PHASE III DUAL USE APPLICATIONS: The company will be expected to support the Navy in transitioning the direct digital exciter for radar waveform generation in the upper UHF band technology to Navy use. The company will further refine direct digital exciters according to the Phase III development plan for evaluation in actual radar systems in order to determine their effectiveness and reliability in an operationally relevant environment. The company will perform operational testing and validation to certify and qualify initial production units for Navy use. The final product will be produced by the company (or under license) and transition to the Government either directly or through its prime contractors. Private Sector Commercial Potential: The direct digital exciter, in its productized form, will have limited potential for dual use. However, the core technology has multiple applications to the areas of electronic warfare and communications (both military and civilian).
REFERENCES:
1. Glascott-Jones, A., et al. "Direct Conversion Techniques for Radar Systems.” 14th International Radar Symposium (IRS 2013), Dresden, 19-21 June 2013: pp. 288-295.
2. Bore, Francois, et al. "3GS/s 7 GHz BW 12 Bit MuxDAC for Direct Microwave Signal Generation over L, S or C Bands.” 2011 IEEE Int. Conf. Microwaves, Communications, Antennas and Electronic Systems (COMACS), Tel Aviv, 7-9 Nov. 2011: pp. 1-8.
3. Wingender, Marc and Chantier, Nicolas. "3 GS/s S-Band 10 Bit ADC and 12 Bit DAC on SiGeC Technology.” 2009 Int. Radar Conf. Surveillance for a Safer World (RADAR 2009), Bordeaux, 12-16 Oct. 2009: pp. 1-8.
4. Glascott-Jones, A., et al. "Further Results from a 4.5GSps Digital to Analog Converter of Direct Microwave Synthesis of Radar Signal up to X band.” 2015 IEEE Radar Conference, Johannesburg, 27-30 Oct. 2015: pp. 312-316.
KEYWORDS: Direct Digital Synthesis; Arbitrary Waveform Generation; Digital to Analog Converters; Digital Exciter; Radar; Waveform Agility.
Questions may also be submitted through DoD SBIR/STTR SITIS website.
N171-052
|
TITLE: Data Science and Big Data Learning Algorithms and Analysis for Improved Operational Availability
|
TECHNOLOGY AREA(S): Information Systems
ACQUISITION PROGRAM: Program Executive Office Integrated Warfare Systems (PEO IWS 1.0) – AEGIS Combat System; PEO IWS 10.0 – Ship Self Defense System (SSDS)
The technology within this topic is restricted under the International Traffic in Arms Regulation (ITAR), 22 CFR Parts 120-130, which controls the export and import of defense-related material and services, including export of sensitive technical data, or the Export Administration Regulation (EAR), 15 CFR Parts 730-774, which controls dual use items.
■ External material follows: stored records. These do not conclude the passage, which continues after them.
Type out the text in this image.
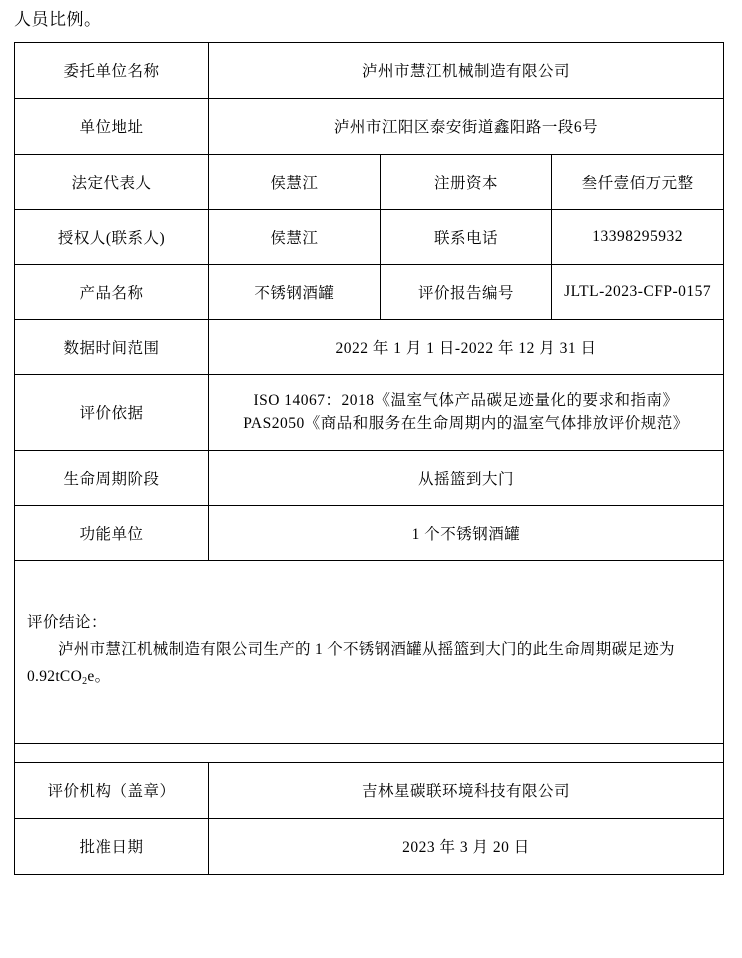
人员比例。
委托单位名称	泸州市慧江机械制造有限公司		
单位地址	泸州市江阳区泰安街道鑫阳路一段6号		
法定代表人	侯慧江	注册资本	叁仟壹佰万元整
授权人(联系人)	侯慧江	联系电话	13398295932
产品名称	不锈钢酒罐	评价报告编号	JLTL-2023-CFP-0157
数据时间范围	2022 年 1 月 1 日-2022 年 12 月 31 日		
评价依据	ISO 14067：2018《温室气体产品碳足迹量化的要求和指南》
PAS2050《商品和服务在生命周期内的温室气体排放评价规范》		

生命周期阶段	从摇篮到大门		
功能单位	1 个不锈钢酒罐		

评价结论：
泸州市慧江机械制造有限公司生产的 1 个不锈钢酒罐从摇篮到大门的此生命周期碳足迹为 0.92tCO$_2$e。			

评价机构（盖章）	吉林星碳联环境科技有限公司		
批准日期	2023 年 3 月 20 日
Offerors must disclose any proposed use of foreign nationals (FNs), their country(ies) of origin, the type of visa or work permit possessed, and the statement of work (SOW) tasks intended for accomplishment by the FN(s) in accordance with section 5.4.c.(8) of the Announcement. Offerors are advised foreign nationals proposed to perform on this topic may be restricted due to the technical data under US Export Control Laws.
OBJECTIVE: Develop a learning algorithm behind the “Internet of Things” and “Big Data” analytics to more accurately predict ship equipment health conditions subsequent asset operational availability.
DESCRIPTION: The operational availability (Ao) demand on the surface fleet continues to increase. Currently, each ship is assessed independently and there is not a way to pull data from multiple platforms into a single repository to learn and draw conclusions on Ao. Use of Big Data principles would allow the fleet to pull larger disparate sets of data and apply Internet of Things algorithms and principles to better define Ao. The algorithms would allow the fleet to see data in a different way and draw conclusions across multiple platforms. It would discourage stovepipe initiatives while improving Ao and allow the technical community to see how systems are used. The Big Data models could reduce logistics delay time and total ownership cost by targeting the necessary parts to procure. Big Data could provide new trends and potentially negate a fleet-wide issue.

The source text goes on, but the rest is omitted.